A stress test of Marathon Oil Company’s domestic properties show 70% of its wells break even at $50 WTI. The company is high-grading its domestic spending toward the very bests wells in its portfolio. Source: Marathon Oil

Enhanced completions, which operators are now calling high-intensity completions, use increased proppant loading per linear foot of lateral. The new name has become a major buzz phrase and was heard in abundance during first-day presentations at Scotia Howard Weil. The process, coupled with high grading acreage, has become a necessity for navigating the low commodity price environment for technically astute oil and gas firms.

In fact, $50 oil is a brave new world and oil and gas firms will differentiate themselves on their technical ability to navigate a way forward.

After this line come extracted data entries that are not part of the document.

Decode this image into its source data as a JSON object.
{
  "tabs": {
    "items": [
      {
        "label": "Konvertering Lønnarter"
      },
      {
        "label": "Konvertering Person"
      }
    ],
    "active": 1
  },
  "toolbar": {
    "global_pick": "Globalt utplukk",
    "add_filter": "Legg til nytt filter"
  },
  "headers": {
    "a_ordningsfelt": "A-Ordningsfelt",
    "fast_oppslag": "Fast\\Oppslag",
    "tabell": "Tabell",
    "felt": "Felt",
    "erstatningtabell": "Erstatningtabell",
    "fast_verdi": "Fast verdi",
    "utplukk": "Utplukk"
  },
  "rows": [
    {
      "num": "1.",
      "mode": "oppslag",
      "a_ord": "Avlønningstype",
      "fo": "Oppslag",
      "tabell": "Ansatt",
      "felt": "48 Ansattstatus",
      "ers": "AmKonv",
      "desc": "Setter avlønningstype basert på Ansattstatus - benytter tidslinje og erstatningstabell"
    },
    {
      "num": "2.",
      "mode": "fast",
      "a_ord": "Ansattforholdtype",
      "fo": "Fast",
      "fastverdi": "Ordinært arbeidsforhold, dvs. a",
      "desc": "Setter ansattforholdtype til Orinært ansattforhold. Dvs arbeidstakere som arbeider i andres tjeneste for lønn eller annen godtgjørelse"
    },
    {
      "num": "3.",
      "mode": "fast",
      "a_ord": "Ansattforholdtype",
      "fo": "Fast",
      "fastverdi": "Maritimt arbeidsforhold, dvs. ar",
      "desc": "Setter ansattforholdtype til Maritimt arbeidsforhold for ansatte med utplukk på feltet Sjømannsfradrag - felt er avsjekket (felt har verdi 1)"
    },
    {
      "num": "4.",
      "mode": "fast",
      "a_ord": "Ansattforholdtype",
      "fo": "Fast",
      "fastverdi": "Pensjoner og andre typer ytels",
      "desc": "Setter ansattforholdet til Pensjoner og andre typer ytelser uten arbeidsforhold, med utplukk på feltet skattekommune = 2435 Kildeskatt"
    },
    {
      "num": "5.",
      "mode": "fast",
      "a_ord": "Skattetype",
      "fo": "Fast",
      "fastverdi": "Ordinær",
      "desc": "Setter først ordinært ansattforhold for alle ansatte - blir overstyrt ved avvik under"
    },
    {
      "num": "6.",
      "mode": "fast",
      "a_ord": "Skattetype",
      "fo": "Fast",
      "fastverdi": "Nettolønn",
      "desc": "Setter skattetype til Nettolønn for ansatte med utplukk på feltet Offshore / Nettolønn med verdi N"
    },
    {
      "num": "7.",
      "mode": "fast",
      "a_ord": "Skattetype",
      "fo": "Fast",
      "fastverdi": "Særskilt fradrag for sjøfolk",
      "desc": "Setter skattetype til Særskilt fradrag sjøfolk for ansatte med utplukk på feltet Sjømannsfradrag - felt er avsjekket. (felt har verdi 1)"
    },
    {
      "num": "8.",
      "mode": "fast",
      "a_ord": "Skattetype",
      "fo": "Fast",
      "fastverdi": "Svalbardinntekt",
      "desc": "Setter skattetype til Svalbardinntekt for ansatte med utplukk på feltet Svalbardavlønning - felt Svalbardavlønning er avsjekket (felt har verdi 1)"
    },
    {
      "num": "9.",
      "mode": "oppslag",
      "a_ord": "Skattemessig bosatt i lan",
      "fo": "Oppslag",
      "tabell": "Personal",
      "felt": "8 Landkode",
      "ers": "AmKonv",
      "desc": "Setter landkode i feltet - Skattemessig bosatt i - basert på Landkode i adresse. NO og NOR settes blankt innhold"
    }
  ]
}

“As we look ahead we are entering into a changed landscape,” Cimarex Energy Inc.’s (NYSE: XEC) CEO, Tom Jordan, told attendees. “There is a reset and a new normal. I think organizations are going to be challenged in a way that will differentiate us. For you on the outside looking at companies, you will have the opportunity to see the excellent distinguish themselves from the also-rans. The good is not going to be good enough.”

Cimarex has experienced economic and technical success in its northern Delaware Basin acreage through the use of enhanced completions on additional stages, extended lateral length and greater proppant loading, which the company outlined at Howard Weil in 2014. Since then, the company has exported what it has learned in the Permian Basin to its Cana Woodford play in the Anadarko Basin.

Improved cycle times and lower service company prices have reduced well costs to the extent that Cimarex can generate a 34% pre-tax IRR on $30 oil in its Reeves County, Texas, properties and a 26% pre-tax IRR on $30 oil in its Anadarko Basin portfolio, Jordan said.

Cimarex Energy Inc. boosted IPs in its Anadarko Basin Cana Woodford play after importing techniques developed in the Permian Basin. Source: Cimarex Energy

The Scotia Howard Weil conference, now in its 42nd year, concludes Thursday.